Co-generation, also known as Combined Heat and Power (CHP), is the on-site production of multiple types of energy — usually electricity, heat and/or cooling — from a single source of fuel. While co-generation is not a new concept, we are seeing renewed interest in CHP systems as a viable way to make facilities more resilient while reducing energy costs and helping to meet sustainability and emissions reduction goals.
Once primarily used by large, complex manufacturing facilities, modern CHP systems have become more compact, efficient, environmentally friendly and affordable. Facilities that have around-the-clock electricity demand require high levels of power reliability and can use the waste heat generated as a byproduct of the electricity production are prime candidates for a CHP system. We are fielding more inquiries from hospitals, government facilities, universities and large commercial building owners who are interested in exploring the benefits of on-site CHP systems.
Benefits for Energy Users
- Cost savings from increasing efficiency, lowering peak electricity costs and using waste heat to reduce fuel costs.
- Financial incentives such as grants, tax benefits, low cost financing and revenue from the sale of electricity or heat.
- Improved power reliability and flexibility to operate independently of the grid.
Benefits to Society
- Increased security to protect critical facilities from power disruptions resulting from severe weather or attacks on the grid.
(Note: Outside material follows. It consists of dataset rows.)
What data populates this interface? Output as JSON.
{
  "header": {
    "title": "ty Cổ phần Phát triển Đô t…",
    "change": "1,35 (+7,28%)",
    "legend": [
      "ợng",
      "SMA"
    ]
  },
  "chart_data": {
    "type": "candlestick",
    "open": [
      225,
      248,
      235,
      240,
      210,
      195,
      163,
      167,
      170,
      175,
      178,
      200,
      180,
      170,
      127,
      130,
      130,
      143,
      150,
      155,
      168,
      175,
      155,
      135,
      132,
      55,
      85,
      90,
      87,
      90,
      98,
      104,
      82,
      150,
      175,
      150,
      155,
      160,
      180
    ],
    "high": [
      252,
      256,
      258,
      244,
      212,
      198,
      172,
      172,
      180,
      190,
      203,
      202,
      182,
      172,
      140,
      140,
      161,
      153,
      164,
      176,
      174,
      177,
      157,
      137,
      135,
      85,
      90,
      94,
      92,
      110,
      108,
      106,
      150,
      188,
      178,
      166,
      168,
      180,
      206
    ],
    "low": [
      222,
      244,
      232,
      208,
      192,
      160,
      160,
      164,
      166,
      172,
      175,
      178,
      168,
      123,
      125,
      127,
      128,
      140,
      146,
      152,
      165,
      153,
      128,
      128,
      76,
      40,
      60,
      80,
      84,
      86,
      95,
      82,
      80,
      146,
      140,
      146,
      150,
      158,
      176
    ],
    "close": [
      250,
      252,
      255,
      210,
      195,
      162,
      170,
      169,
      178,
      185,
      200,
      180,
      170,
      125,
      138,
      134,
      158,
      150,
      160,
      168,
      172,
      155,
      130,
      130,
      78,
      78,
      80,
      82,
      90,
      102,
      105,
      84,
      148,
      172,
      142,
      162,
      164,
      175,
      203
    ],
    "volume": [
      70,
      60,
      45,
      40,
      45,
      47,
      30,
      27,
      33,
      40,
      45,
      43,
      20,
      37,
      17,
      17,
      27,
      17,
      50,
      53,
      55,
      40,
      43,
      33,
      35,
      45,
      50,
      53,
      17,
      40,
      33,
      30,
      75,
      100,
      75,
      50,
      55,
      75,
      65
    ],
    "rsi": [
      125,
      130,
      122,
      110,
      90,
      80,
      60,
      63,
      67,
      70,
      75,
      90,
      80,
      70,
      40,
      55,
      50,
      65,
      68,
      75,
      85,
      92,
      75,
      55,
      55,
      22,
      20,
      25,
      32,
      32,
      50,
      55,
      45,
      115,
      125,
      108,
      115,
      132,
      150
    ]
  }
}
- Reduced costs for new infrastructure such as power plants, transmission lines and substations.
- Reduced congestion in the electric grid, and related costs and price differentials.
- Greater diversity of the energy portfolio and helping achieve clean energy goals.
- Lower emissions by burning less fuel than conventional energy services.
Benefits for Policymakers and Grid Operators
- Increased energy efficiency and reduced energy costs.
- Greater achievement of environmental goals.
- Enhanced energy infrastructure and blackout prevention.
- Improved energy security and supply protection against disruptions to the grid.
Recognizing a range of benefits, state and federal policymakers have developed programs to incentivize and encourage the use and development of CHP systems in the U.S. The programs typically offer funds and assistance to help conduct feasibility studies and develop projects. The U.S. Environmental Protection Agency (EPA) and the U.S. Department of Energy (DOE) have created CHP partnerships for this purpose.
The EPA CHP Partnership website provides a great deal of information about co-generation applications, benefits, markets and technologies. It even includes a helpful preliminary screening tool for the early stages of developing a project. Additionally, the DOE has created regional CHP Technical Assistance Partnerships (CHP TAPS) to promote and assist in transforming the market for CHP. These groups offer complimentary screenings, technical assistance and expert advice to help determine if CHP is a good fit for your site. Consulting engineers and equipment suppliers who have experience with CHP technologies are also good resources to help evaluate the feasibility of a CHP system for your facility.